You Were Created to Handle Stress Sucessfully, Part 3 of 3
Posted on May 20, 2016 by Deborah Skriloff, One of Thousands of Executive Coaches on Noomii.
Get closer... Its good for you.
Oxytocin has been nicknamed the cuddle hormone because it is released when you hug another person and during other intimate situations. It encourages kindness and increases empathy. What many people don’t know, however, is that Oxytocin is as much a part of your stress response as the adrenaline that makes your heart pound. It motivates you to seek support, share how you are feeling. With Oxytocin as part of your stress response, you are better prepared to notice when others are also struggling so you can be supportive. When trials in life occur, your stress response encourages you to be surrounded by people who care about you.
Oxytocin also acts on your body, it is a natural anti-inflammatory, helping your blood vessels stay relaxed during stress and the heart itself has receptors for this hormone, helping the heart cells regenerate and heal, strengthening the heart. And the more you reach out to others under stress or seek to support someone else, the more of this hormone you produce. Human connection in times of stress makes you increasing resilient to stress.
There is a study conducted by the University of Buffalo that supports this. A thousand adults in the U.S. were asked, what is by now, a familiar question:“how much stress have you experienced in the last year?” They also asked “How much time have you spent helping out friends, neighbors, people in your community?” and then they used public records for the next five years to find out who died.
Major life stressors like financial difficulties or family crisis increased the risk of dying by 30%, but that wasn’t true for everyone. People who spent time caring for others showed absolutely no stress-related increase in dying. None. Caring created resilience.
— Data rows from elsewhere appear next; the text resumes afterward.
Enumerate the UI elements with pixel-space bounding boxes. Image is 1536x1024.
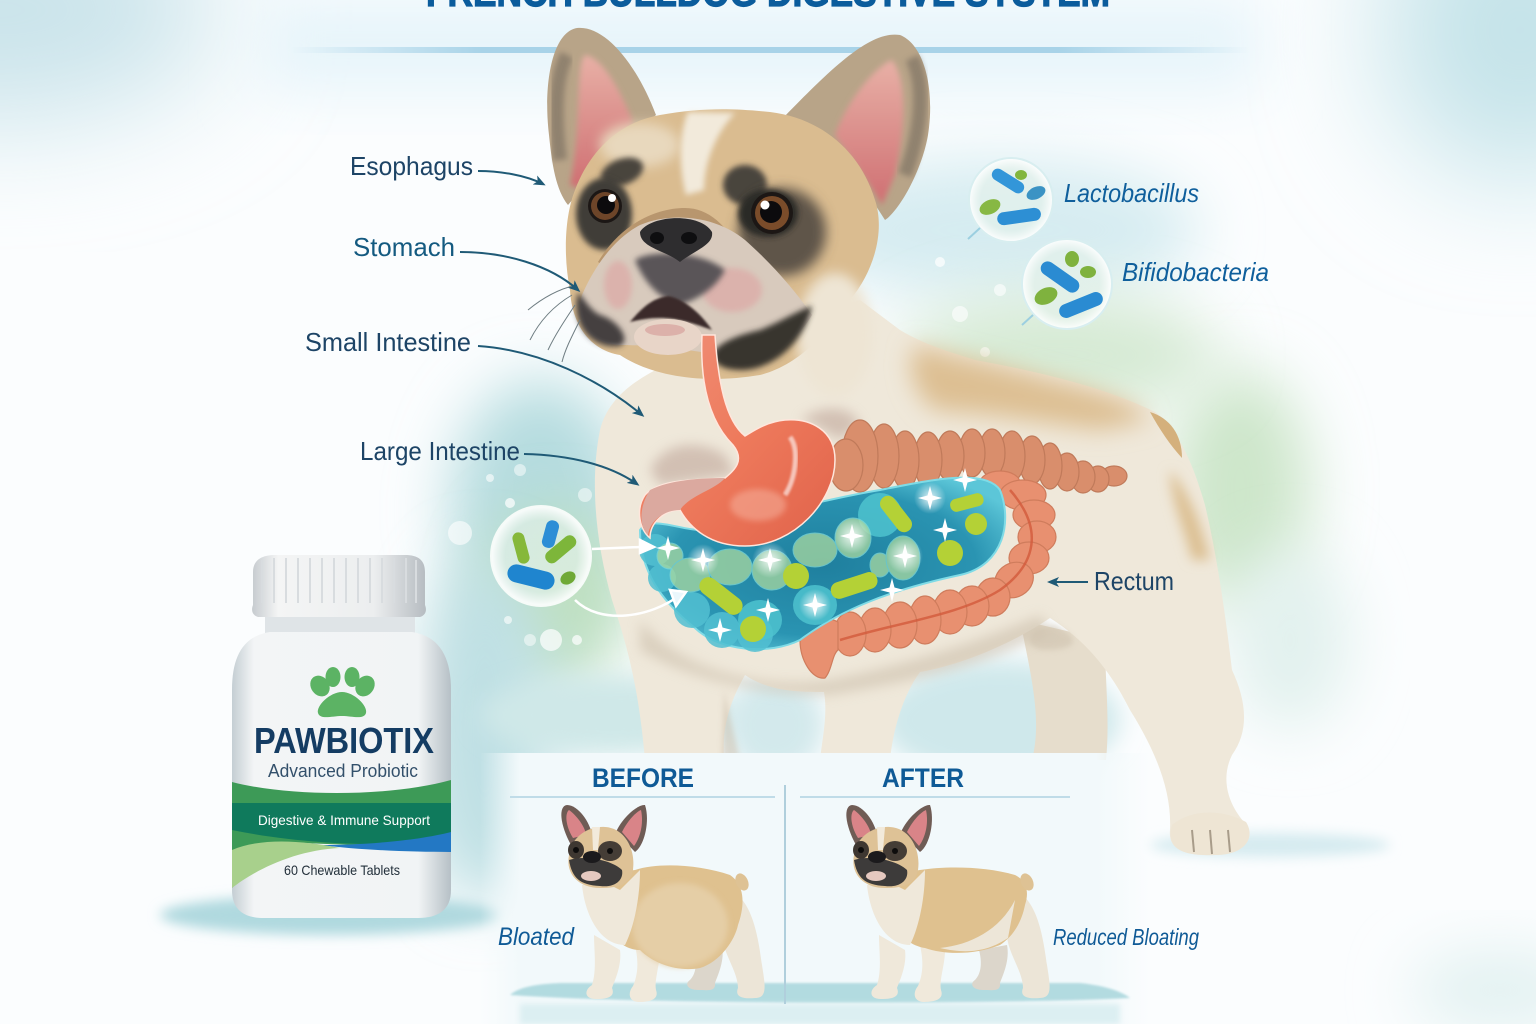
right eye socket <box>738 189 798 237</box>
muzzle centre shadow <box>635 253 725 305</box>
small dog: bloated <box>561 805 765 1002</box>
head <box>566 109 879 379</box>
bottle cap <box>252 555 426 617</box>
right ear <box>785 35 930 220</box>
hip tan patch <box>1170 470 1210 560</box>
rear paw <box>1171 813 1250 855</box>
panel: before and after <box>480 753 1199 1024</box>
heading underlines <box>510 796 1070 798</box>
bottle body <box>232 632 451 918</box>
arrow: Esophagus <box>478 171 543 184</box>
brow patches <box>597 152 767 205</box>
upper large intestine coil <box>829 420 1127 493</box>
dark band <box>232 803 451 844</box>
leg shading <box>722 625 1073 760</box>
sparkles <box>656 468 977 642</box>
arrow: Small Intestine <box>478 346 642 415</box>
label: Stomach: Stomach <box>353 232 455 262</box>
label: Small Intestine: Small Intestine <box>305 327 471 357</box>
neck cream <box>797 273 873 397</box>
neck folds behind stomach <box>650 409 860 485</box>
arrow: Rectum <box>1050 581 1088 583</box>
belly shading <box>640 615 1050 695</box>
arrow: Stomach <box>460 252 578 290</box>
small dog: reduced bloating <box>846 805 1050 1002</box>
digestive system <box>639 335 1127 678</box>
tail stub <box>1150 412 1182 458</box>
green probiotic tablets <box>696 492 987 642</box>
intestine green bubbles <box>657 518 920 592</box>
esophagus and stomach <box>640 335 835 546</box>
heading: before: BEFORE <box>592 763 694 793</box>
rod bacteria <box>506 519 579 592</box>
small intestine blue <box>640 478 1005 649</box>
French bulldog main illustration <box>528 28 1250 855</box>
jowl shadow right <box>713 306 812 370</box>
tablet count: 60 Chewable Tablets <box>284 862 400 878</box>
right eye <box>751 192 793 234</box>
head lighter forehead <box>600 123 680 167</box>
far rear leg <box>1020 620 1108 760</box>
green label band <box>232 780 451 888</box>
label: Rectum: Rectum <box>1094 566 1174 596</box>
label: Large Intestine: Large Intestine <box>360 436 520 466</box>
label: Reduced Bloating: Reduced Bloating <box>1053 924 1199 950</box>
tagline: Digestive & Immune Support <box>258 812 430 828</box>
subtitle: Advanced Probiotic <box>268 761 418 781</box>
heading: after: AFTER <box>882 763 964 793</box>
label: Bloated: Bloated <box>498 923 575 951</box>
blue band accent <box>320 832 451 852</box>
whiskers <box>528 285 580 362</box>
right eye mask <box>738 188 826 276</box>
product bottle <box>232 555 451 918</box>
bubble: Bifidobacteria <box>1022 239 1112 329</box>
intestine edge lobes <box>639 534 773 652</box>
intestine cyan lobes <box>738 493 902 640</box>
arrow: Large Intestine <box>524 454 637 484</box>
light band accent <box>232 842 340 888</box>
colon centre line <box>840 490 1032 640</box>
muzzle <box>580 217 812 358</box>
mouth and chin <box>630 296 712 355</box>
brand name: PAWBIOTIX <box>254 720 434 761</box>
muzzle pink <box>604 261 762 312</box>
white arrows from bubble into intestine <box>575 540 686 616</box>
rectum and colon <box>800 471 1056 678</box>
body tan back patch <box>911 345 1150 430</box>
label: Bifidobacteria: Bifidobacteria <box>1122 257 1269 287</box>
bacteria bubble beside intestine <box>491 506 591 606</box>
nose <box>640 218 712 262</box>
jowl shadow left <box>576 292 624 346</box>
divider <box>784 785 786 1004</box>
title rule <box>290 47 1250 53</box>
paw logo <box>306 667 379 717</box>
left eye <box>588 189 622 223</box>
floating probiotic particles <box>448 257 1006 651</box>
bottle neck <box>265 612 415 636</box>
left ear <box>547 28 656 205</box>
label: Lactobacillus: Lactobacillus <box>1064 178 1199 208</box>
nose wrinkle <box>598 208 758 282</box>
label: Esophagus: Esophagus <box>350 151 473 181</box>
left eye mask <box>576 178 632 250</box>
bubble: Lactobacillus <box>968 158 1053 242</box>
dog body <box>595 300 1248 855</box>
forehead blaze <box>681 112 735 195</box>
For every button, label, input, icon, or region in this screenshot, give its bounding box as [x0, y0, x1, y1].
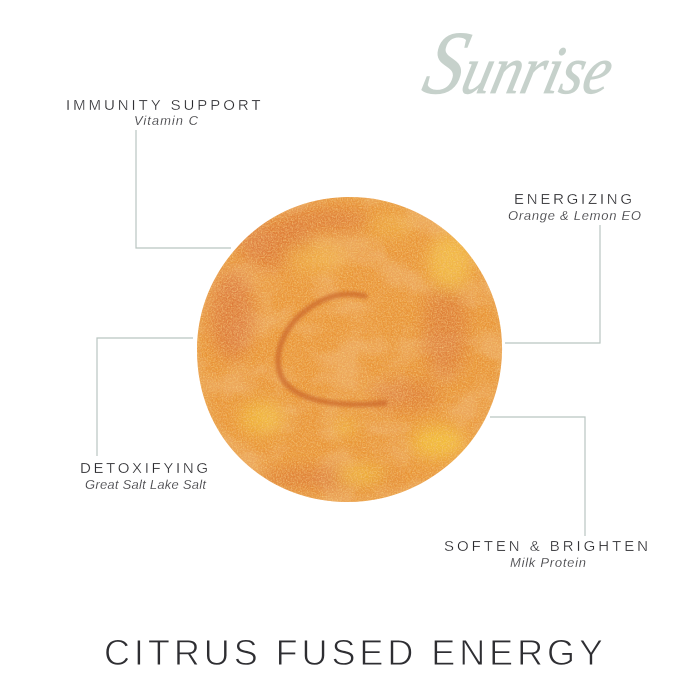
connector: soften	[490, 417, 585, 536]
subtext: great salt lake salt: Great Salt Lake Salt	[85, 477, 207, 492]
subtext: orange and lemon eo: Orange & Lemon EO	[508, 208, 641, 223]
heading: energizing: ENERGIZING	[514, 191, 632, 208]
heading: soften and brighten: SOFTEN & BRIGHTEN	[444, 538, 648, 555]
heading: immunity support: IMMUNITY SUPPORT	[66, 97, 260, 114]
subtext: milk protein: Milk Protein	[510, 555, 586, 570]
callout: detoxifying	[80, 338, 208, 492]
bath bomb illustration	[190, 190, 510, 510]
connector: energizing	[505, 225, 600, 343]
callout: soften and brighten	[444, 417, 648, 570]
tagline: CITRUS FUSED ENERGY	[104, 632, 603, 673]
title: Sunrise: Sunrise	[415, 13, 626, 113]
callout: immunity support	[66, 97, 260, 248]
callout: energizing	[505, 191, 641, 343]
connector: immunity	[136, 130, 231, 248]
subtext: vitamin c: Vitamin C	[134, 113, 199, 128]
icon: embossed letter C	[278, 294, 385, 404]
heading: detoxifying: DETOXIFYING	[80, 460, 208, 477]
connector: detoxifying	[97, 338, 193, 456]
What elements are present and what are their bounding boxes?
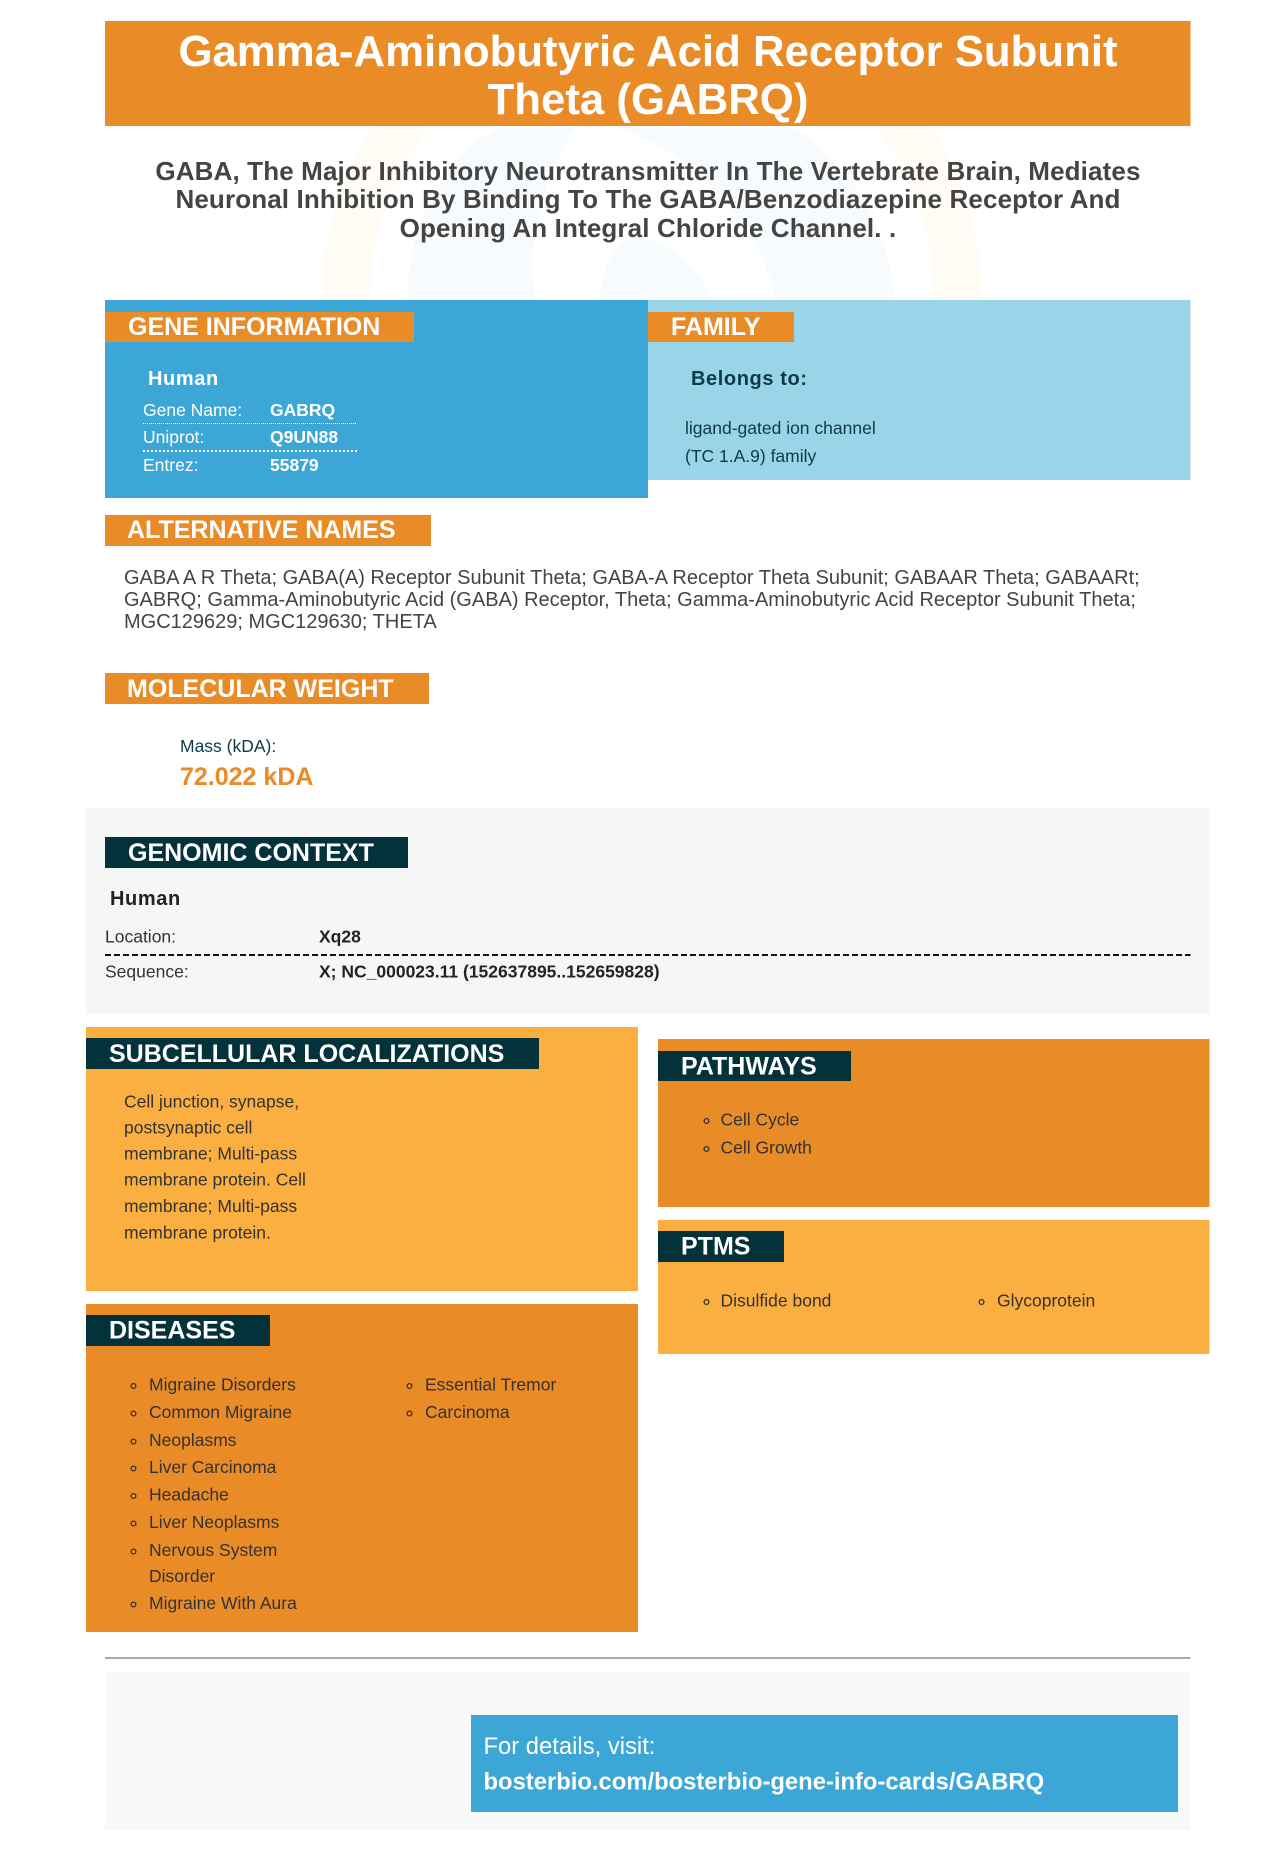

The world of science is now beginning to see that the harmful effects of stress on your health are not inevitable as once taught. Our ability to care for ourselves and others during stressful times has always been part of our design. Knowing this truth about how well your body is prepared for these times, how you think and act, can transform your experience of stress. When you choose to view your stress response as helpful instead of something to escape from, you create “the biology of courage”. And science now understands something that we need to be reminded of: when you choose to connect with others under stress, you create resilience.
Trust that your body is designed so that you can handle life’s challenges and that, not only don’t you have to face them alone, you were designed to seek help and be of help in times of stress and need.